Pelayan kafe pergi sembari menahan senyum, meninggalkan satu kisah yang akan
menghiasi lembar demi lembar buku harian Sopia.
Sopia
tidak suka kopi. Apalagi kopi hitam. Tangan Sopia asal menunjuk pada tempat
yang salah. Sopia menelan ludah bimbang. Akan ia apakan kopi ini?
Sopia
mendekatkan cangkir kopi ke bibirnya. Harum kopi menggelitik kerongkongannya.

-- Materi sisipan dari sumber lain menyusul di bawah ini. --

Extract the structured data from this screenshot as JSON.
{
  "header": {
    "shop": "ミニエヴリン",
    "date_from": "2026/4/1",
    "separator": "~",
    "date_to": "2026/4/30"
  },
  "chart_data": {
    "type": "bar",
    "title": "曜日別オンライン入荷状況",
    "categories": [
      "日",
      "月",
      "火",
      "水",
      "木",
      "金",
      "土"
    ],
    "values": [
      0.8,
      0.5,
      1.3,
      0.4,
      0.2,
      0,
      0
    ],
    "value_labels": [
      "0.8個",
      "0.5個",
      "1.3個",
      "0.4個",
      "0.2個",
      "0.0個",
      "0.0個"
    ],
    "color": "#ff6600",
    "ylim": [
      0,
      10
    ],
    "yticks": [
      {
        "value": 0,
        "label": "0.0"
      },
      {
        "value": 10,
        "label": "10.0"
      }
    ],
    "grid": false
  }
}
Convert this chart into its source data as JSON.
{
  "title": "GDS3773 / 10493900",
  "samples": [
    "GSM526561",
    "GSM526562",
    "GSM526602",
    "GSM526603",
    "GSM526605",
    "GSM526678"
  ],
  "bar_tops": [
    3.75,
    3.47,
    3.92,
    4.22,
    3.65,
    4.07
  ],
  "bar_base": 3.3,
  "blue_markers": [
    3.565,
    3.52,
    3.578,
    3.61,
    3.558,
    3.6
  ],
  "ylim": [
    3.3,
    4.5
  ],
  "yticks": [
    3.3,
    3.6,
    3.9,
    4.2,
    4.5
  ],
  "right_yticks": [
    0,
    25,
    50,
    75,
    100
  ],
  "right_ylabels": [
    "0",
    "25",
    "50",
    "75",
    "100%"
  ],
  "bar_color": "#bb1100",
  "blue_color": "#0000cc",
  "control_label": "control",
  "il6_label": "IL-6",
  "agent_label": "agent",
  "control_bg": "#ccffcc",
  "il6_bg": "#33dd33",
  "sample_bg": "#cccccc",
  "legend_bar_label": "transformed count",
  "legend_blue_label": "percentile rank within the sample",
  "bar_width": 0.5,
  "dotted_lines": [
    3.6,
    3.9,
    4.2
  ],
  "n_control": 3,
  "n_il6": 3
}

Ditempelkannya bibir cangkir ke bibirnya. Mulai diteguknya sedikit kopi pahit
ke mulutnya.
“Huwek!”
Sopia melet-melet tidak karuan. Untung tidak ada orang yang melihatnya. Wajah
Sopia tampak konyol dengan lidah menjulur-julur karena kepanasan. Sopia
tersenyum memandang cangkir kopi di depannya. Cinta bisa membuatnya melakukan
hal-hal tidak masuk akal. Sepeti meminum kopi, hal yang sama sekali tidak
disukainya.
Jam
sudah menunjukan pukul sebelas malam. Sopia berkemas untuk pulang kembali ke
kosnya. Jika lewat pukul dua belas malam, ibu kosnya bisa-bisa mengamuk dan
tidak mau membukakan pintu untuk Sopia.
Sopia
membayar ke kasir dengan kaki bergetar. Pelayan kafe sedang duduk di sebelah
meja kasir. Sopia terus melangkah maju, masih dengan kaki bergetar. Sang
pelayan kini sedang membenarkan tali sepatunya. Sopia tiba di meja kasir, kaki
Sopia makin bergetar. Pelayan kafe mendongak dan tersenyum ke arah Sopia. Kaki
Sopia berhenti bergetar, begitu pun jantungnya.
“Terimakasih,
ya, Mbak,” ucap pelayan kafe.
Bibir
Sopia seakan terkunci. Bahkan sekadar untuk mengucapkan kata “sama-sama” Sopia
tak mampu. Sopia berusaha tersenyum tapi jantungnya tiba-tiba berdetak sangat
cepat. Sopia berpaling diiringi penyesalan. Tak keluar sepatah kata pun dari
bibirnya. Tak terukir senyum manis yang telah ia latih berulang kali di depan
cermin. Sopia menyesal, hatinya ingin berkenalan tapi raganya menolak. Dan dia
pulang dengan hati tertinggal.
***
Sopia masih ingat, awalnya ia hanya
mengikuti kemauan salah satu teman untuk mengerjakan tugas kelompok di sebuah kafe.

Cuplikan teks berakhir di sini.